The USPS is at a point where it does not have the financing available to maintain its operations. One reason for the annual net losses is due to the declining rate of first-class mail. The second reason has to do with the required prepayment of $5.5 billion per year toward retirees’ healthcare costs. In order for the USPS to overcome this deficit, they will need to consider their short time frame, government restrictions and labor union backfire in considering the best alternative. One alternative would be to privatize postal services operations which would allow the USPS to change its pricing structure, yet it would potentially significantly reduce market share. A second alternative would be to undergo a system-wide reorganization that would include reducing the number of working days from 6 to 5, reducing staffing by 25% through attractive retirement packages and putting a freeze on new hires and salary increases. While this alternative may have great short-term effects, the reorganization lacks long-term potential and may put the relationship with the labor unions at risk. The third alternative considered involved the expansion of online services. While other countries have experienced success in offering more electronic services, this alternative lacks the level of savings potential of the other two alternatives. After analyzing these three alternatives, it is recommended that the USPS move forward with the reorganization of its operations. This option can be implemented the fastest and has a large savings potential. Additionally, it is recommended that the USPS start to look for new ways to expand its services online, however, the main priority should be to trim its expenses. If the USPS is not successful with the recommended action plan, the USPS should start taking action to privatize its operations. While this contingency plan could take years before the actual plan can be put into motion, the savings potential will be quite large for the USPS. Situation Analysis
Current Postal Service Operations
The United States Postal Service (USPS) is currently one of the largest civilian employers and has been around as long as the United States has been an independent country. With more than 570,000 employees, the USPS operates six out of the seven days of the week and delivers on average 563 million pieces of mail. However, as more people are using email and other electronic modes for communication, fewer letters and packages are being sent through the USPS. In fact, total mail volume fell by 20% between 2006 and 2010 and it does not appear that the trend will change in the future. In fact, USPS estimates that total mail volume will continue to decline from 171 billion pieces in 2010 to somewhere between 118 billion and 150 billion pieces of mail in 2020.

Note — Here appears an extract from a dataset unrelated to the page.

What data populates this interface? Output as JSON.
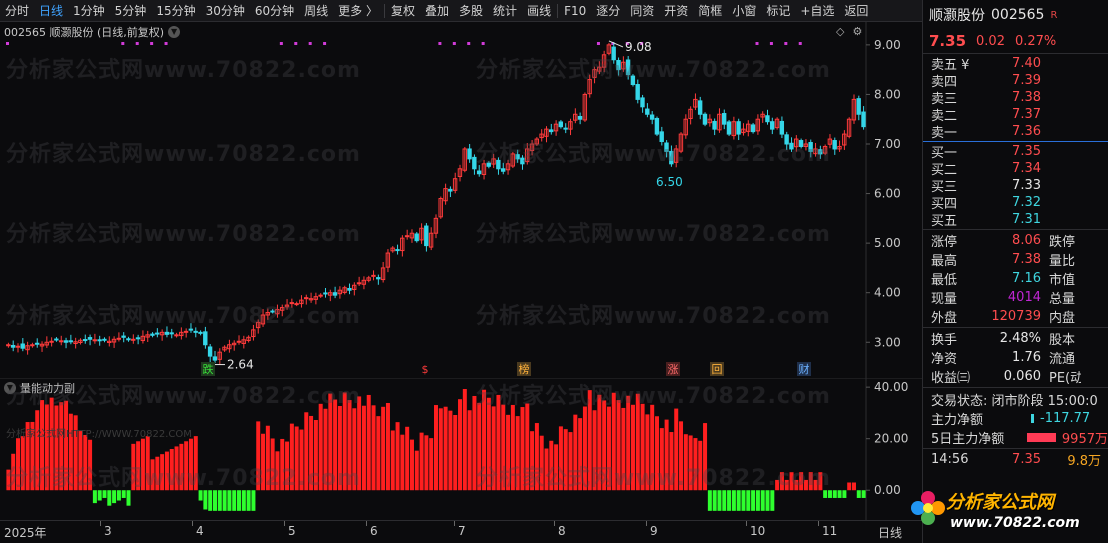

Since the cost of mailing a letter is set at a fixed price of 44 cents per stamp, a letter two houses away will cost the customer the same price as if the letter would be mailed across the country. Also, as the population grows and the number of houses increases with new construction, the number of address the USPS must serve increases while holding constant the price of postage. Furthermore, while first-class mail had funded most of its operations in the past ($34 billion in 2010), junk mail revenue has increased by 7.1% in the last quarter of 2010 (Postal Facts, 2011).
Evidence of the decline of first-class mail can be been seen across the financial information for USPS. While its revenues totaled about $67 billion in 2010, its expenses were even higher at $75 billion. As seen in Appendix A, revenue has been decreasing at an average rate of 3% per year, at the same time that expenses are decreasing by 2%. In 2010, total loss from operations came to $8.374 million and a total net loss of $8.505 million. As long as the expenses are greater than the revenues, USPS will continue to operate in a deficit.